Some drugs, for example, nitroglycerin, nifedipine, phenoxybenzamine, and doxazosin, which are effective for inducing smooth muscle contraction, can help reduce pain. Calcium channel blockers, botulinum toxin type A, and antidepressants have recently been used for treatment as well [12,13]. We did not use such drugs before the surgery because we could only diagnose the lesions after the biopsy. Some studies have shown that traimacinolone acetonide injections decrease the pain and size of the lesions [13]. However, in our case, the steroid injections that were administered after the patient was misdiagnosed with keloids were not effective, and he continued to experience symptoms.

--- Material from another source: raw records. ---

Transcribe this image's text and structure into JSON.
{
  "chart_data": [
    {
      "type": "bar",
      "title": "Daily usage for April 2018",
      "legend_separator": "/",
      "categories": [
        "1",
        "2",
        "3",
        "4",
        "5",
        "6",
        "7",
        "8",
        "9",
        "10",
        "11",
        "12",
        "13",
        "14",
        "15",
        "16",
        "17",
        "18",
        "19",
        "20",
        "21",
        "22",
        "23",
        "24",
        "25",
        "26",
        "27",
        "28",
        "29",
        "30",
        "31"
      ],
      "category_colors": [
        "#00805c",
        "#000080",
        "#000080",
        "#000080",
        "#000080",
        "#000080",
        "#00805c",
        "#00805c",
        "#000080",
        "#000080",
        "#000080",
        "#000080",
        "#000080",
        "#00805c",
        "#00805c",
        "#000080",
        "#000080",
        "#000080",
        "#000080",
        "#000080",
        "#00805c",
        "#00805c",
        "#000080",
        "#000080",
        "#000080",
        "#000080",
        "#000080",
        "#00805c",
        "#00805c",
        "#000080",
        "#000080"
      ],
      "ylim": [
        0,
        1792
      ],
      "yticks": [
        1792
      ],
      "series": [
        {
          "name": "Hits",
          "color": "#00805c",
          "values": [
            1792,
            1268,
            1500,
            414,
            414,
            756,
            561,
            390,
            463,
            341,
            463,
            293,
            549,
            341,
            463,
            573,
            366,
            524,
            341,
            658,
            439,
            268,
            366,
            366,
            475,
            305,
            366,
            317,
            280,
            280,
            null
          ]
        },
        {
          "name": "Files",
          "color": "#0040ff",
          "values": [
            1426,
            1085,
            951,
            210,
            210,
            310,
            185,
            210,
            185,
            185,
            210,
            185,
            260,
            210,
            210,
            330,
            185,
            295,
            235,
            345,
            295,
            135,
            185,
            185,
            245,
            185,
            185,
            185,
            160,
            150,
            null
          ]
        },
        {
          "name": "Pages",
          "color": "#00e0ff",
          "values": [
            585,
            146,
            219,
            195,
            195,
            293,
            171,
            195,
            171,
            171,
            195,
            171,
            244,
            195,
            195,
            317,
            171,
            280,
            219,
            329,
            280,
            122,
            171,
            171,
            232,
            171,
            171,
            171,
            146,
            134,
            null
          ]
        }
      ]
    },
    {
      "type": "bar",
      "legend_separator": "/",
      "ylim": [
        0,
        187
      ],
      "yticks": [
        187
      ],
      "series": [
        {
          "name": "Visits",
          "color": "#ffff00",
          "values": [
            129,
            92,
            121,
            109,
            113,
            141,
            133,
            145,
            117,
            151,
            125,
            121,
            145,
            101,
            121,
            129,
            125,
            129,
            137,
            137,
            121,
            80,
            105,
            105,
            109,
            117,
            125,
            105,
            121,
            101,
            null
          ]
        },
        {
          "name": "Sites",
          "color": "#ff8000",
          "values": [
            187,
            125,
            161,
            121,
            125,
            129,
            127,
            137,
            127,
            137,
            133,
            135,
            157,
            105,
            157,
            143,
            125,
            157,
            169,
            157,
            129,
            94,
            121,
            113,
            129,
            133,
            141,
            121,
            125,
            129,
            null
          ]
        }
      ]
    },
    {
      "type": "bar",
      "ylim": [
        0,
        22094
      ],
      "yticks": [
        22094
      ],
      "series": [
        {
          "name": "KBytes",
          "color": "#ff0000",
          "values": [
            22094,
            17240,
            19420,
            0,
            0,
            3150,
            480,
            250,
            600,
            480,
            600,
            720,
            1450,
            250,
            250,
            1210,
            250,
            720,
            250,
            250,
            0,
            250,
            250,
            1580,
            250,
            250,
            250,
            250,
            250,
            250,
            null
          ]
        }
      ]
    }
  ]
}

As seen by histological examination, leiomyoma has no cytological atypia or pleomorphism in the dermal lesions under high-power microscopy. Smooth muscle cells have abundant eosinophilic cytoplasm, blunt-ended and elongated nuclei, and a perinuclear vacuole [8]. They also have low mitotic activity in comparison to leiomyosarcoma [7]. A diagnosis of leiomyoma can be confirmed through immunohistochemical staining to identify smooth muscle actin, consequently, for an accurate diagnosis, a biopsy of the lesion is required.

Therefore, if a patient complains of pain or another hyperesthetic sensitization and has patterned skin lesions that are gradually growing, especially if the patient has severe pain associated with that lesion, a diagnosis of cutaneous leiomyoma can be suspected.